I believe the Budget Committee is a good forum to have that. The Senator and I serve on that committee, and I hope Senator Conrad can agree and would agree to give Secretary Sebelius an opportunity to state her view of the situation.

I have to say, I am more and more convinced that we cannot afford this health care bill. We cannot afford it. We don't have the money. We don't have the money. I think it will damage health care, and we have had a lot of debate and experts tell us that, and it will reduce the quality of care in America. But what I am saying to the Senator is, we can't afford it, and it threatens the financial viability of our future. We need to save Medicare and Social Security, the programs we have. It would be a terrible tragedy if we start off on another program. As the Senator talked about Medicare 30 years ago, 40 years ago, it surged way beyond any estimate they would ever have expected in terms of costs.

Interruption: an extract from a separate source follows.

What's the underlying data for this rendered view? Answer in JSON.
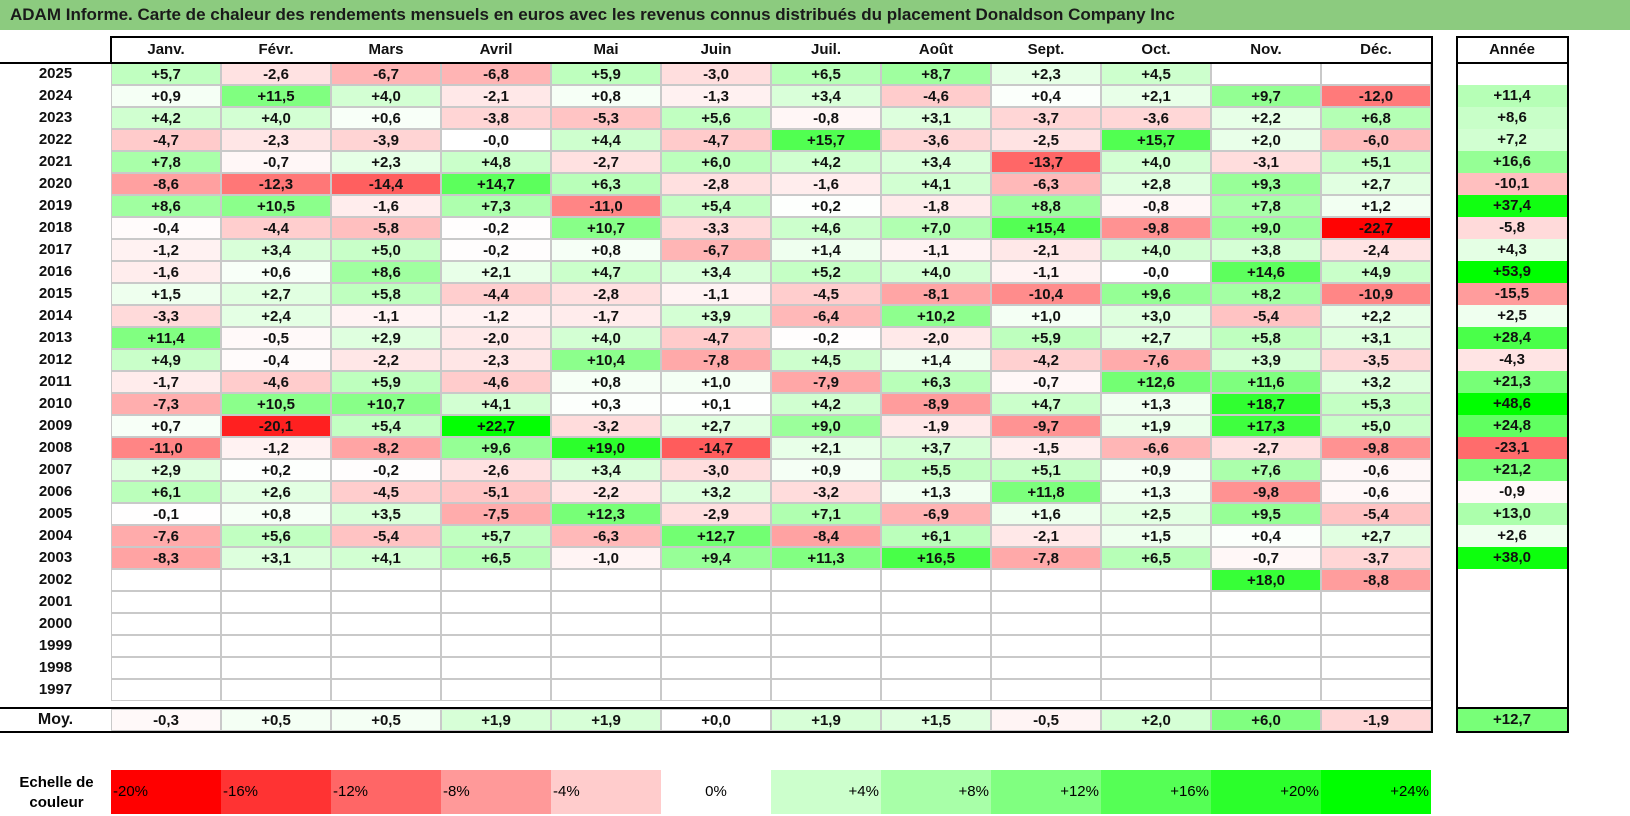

If we start on another program, I don't see how this country can sustain it. The entitlements we have today are now taking up about 60 percent of the entire budget of America: Social Security, Medicare, Medicaid. Over 50 percent, almost 60 percent of our entire spending goes for those three programs. To start another massive new program, when those are all unsound financially and in crisis and need to be fixed, is the height of foolishness, in my opinion.

I hope we can have a good hearing. I thank the Senator for his leadership; he is a great addition to the Budget Committee. I thank him for spending hours digging into these numbers, bringing his business and accounting skills to bear, and letting our lawyer bunch benefit from somebody who can actually add and subtract.